# Looking for Encouragement



## stephmf415 (Sep 27, 2012)

Hi everyone, I just passed my CPC exam in August and have been on the job hunt, mostly applying for office jobs (receptionist, records clerk).  I'm not feeling very confident for a few reasons... I am moving so my availability isn't until November and I have no prior experience.  Just wondering if anyone has any tips or advice on landing the first job? Thanks


----------



## roeslerje (Sep 27, 2012)

My first bit of advice would be to work on your confidence.  Employers expect you to be a little nervous in an interview, but they want you to be confident in your own abilities.  YOU know you would be a great employee, so it is your job to convey that to your interviewer.  They want to know: Why are _you_ the best candidate for the job?


----------



## stephmf415 (Sep 27, 2012)

Very true, the nerves are coming from the stress of the move.  I am hoping to be prepared and have a job lined up.  Thanks for your reply!


----------



## kathy5598 (Sep 29, 2012)

Hey Stephanie congrats!  Where are you moving to?
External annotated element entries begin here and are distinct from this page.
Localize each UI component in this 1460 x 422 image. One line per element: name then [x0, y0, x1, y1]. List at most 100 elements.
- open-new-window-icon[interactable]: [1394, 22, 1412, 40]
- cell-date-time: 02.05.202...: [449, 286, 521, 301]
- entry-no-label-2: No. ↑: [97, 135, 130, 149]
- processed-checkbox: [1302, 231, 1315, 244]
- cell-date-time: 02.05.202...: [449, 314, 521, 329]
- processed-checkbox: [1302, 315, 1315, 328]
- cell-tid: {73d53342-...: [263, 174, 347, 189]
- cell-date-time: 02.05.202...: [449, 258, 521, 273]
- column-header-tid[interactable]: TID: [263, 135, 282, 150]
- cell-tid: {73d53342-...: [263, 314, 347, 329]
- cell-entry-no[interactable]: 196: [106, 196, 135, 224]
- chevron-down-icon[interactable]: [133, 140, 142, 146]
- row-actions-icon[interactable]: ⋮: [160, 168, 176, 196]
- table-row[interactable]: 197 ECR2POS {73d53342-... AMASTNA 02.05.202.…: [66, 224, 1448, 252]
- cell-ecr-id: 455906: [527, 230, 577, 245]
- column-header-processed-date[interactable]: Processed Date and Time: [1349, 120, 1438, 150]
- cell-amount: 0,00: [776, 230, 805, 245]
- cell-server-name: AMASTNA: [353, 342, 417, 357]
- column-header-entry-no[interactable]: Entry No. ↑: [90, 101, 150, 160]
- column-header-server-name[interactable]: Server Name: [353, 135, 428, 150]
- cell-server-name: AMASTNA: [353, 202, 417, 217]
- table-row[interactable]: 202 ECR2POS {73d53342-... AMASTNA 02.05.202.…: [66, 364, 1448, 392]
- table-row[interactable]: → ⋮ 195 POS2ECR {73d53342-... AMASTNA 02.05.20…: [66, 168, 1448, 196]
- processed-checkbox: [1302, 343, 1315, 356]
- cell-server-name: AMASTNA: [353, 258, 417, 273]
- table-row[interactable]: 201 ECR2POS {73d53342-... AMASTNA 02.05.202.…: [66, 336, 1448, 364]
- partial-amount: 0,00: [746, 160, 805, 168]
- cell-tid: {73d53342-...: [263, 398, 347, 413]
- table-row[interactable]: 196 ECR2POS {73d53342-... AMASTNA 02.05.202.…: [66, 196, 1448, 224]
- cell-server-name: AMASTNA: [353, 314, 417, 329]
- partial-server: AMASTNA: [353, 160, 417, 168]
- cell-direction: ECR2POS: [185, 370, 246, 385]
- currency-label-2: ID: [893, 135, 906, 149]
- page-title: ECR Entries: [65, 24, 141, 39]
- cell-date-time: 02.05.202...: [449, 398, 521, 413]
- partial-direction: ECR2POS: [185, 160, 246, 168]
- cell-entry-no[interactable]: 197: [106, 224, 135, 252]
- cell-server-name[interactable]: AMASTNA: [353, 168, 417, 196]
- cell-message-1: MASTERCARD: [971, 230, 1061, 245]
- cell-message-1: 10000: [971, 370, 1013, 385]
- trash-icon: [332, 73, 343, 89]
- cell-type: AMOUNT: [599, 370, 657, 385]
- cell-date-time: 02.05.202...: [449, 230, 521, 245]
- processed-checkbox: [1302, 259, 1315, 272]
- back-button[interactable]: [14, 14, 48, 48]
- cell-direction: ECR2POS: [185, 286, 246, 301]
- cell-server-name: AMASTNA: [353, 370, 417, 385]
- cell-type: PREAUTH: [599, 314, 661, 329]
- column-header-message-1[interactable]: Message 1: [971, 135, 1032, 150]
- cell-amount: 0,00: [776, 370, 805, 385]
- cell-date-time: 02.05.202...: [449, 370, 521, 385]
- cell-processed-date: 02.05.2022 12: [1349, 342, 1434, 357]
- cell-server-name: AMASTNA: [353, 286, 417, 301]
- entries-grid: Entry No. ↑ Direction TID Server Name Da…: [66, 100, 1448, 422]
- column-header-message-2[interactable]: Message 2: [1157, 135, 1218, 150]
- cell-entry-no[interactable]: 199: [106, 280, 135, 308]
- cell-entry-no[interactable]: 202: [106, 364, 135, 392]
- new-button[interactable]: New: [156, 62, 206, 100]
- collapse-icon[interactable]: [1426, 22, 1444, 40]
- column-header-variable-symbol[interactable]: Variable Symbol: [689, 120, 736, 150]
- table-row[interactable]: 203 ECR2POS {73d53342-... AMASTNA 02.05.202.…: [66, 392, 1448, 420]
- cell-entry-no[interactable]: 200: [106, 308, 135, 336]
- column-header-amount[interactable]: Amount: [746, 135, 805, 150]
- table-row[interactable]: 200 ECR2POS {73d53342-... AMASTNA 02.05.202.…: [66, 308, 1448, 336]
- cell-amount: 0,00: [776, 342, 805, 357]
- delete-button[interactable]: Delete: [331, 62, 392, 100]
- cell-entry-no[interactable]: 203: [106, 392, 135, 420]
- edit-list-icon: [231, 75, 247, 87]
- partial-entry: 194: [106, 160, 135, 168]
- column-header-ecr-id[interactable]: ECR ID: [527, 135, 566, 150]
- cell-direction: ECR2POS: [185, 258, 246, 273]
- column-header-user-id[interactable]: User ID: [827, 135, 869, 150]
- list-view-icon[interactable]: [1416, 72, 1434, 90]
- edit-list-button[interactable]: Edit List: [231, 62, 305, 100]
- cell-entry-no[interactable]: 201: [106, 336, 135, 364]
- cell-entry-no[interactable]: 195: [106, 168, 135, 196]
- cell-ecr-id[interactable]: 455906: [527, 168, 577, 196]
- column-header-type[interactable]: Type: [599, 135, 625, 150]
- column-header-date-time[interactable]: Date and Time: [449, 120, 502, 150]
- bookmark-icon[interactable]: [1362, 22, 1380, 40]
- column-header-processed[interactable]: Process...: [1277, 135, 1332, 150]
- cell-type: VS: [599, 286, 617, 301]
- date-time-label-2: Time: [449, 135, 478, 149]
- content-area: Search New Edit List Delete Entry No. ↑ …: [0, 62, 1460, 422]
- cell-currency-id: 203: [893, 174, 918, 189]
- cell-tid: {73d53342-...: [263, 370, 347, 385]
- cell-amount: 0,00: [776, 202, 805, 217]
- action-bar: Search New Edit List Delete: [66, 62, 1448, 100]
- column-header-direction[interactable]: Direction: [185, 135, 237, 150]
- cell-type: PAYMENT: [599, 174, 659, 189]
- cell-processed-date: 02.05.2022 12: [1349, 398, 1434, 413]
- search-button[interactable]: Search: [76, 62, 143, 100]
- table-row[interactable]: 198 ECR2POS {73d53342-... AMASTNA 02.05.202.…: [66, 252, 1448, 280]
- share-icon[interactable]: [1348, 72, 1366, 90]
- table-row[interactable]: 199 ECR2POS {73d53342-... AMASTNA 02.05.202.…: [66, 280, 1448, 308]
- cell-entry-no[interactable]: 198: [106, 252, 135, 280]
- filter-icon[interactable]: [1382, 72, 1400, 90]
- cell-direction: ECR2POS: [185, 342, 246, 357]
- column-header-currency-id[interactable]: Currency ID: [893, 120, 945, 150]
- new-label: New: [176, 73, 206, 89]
You might try to connect with the AAPC chapter near where you will be. Introduce yourself there and let them know you could use some help finding that first job. They can help with the encouragement too. Presentations given in meetings can earn you ceus.  Good luck


----------



## stephmf415 (Oct 4, 2012)

Thank you! I'll be moving to Schaumburg, IL.  Thanks for the suggestion and i for sure plan to meet with the chapter!


----------



## hbrown01 (Oct 18, 2012)

Hi Stephanie,

Congrats on passing the CPC!! That is a hard test, you should be proud of yourself. I totally agree that you should connect with the local chapter in that area. They can be of great assitance to you. Also, I worked as a front desk clerk at a Cardiology office when I started out in the industry. This built my confidence a great deal. I learned so much and asked A LOT of questions and it really helped. I'm sure that you will find the perfect job! In the meantime, keep learning. Read the Coding Edge, jump on the AAPC website and read through forums. Information can only help you!

Good luck to you! 

Holly


----------



## stephmf415 (Oct 19, 2012)

Thank you, Holly! I've been applying anywhere I can and had a few interests. I'm feeling confident that I'll find something when I move.


----------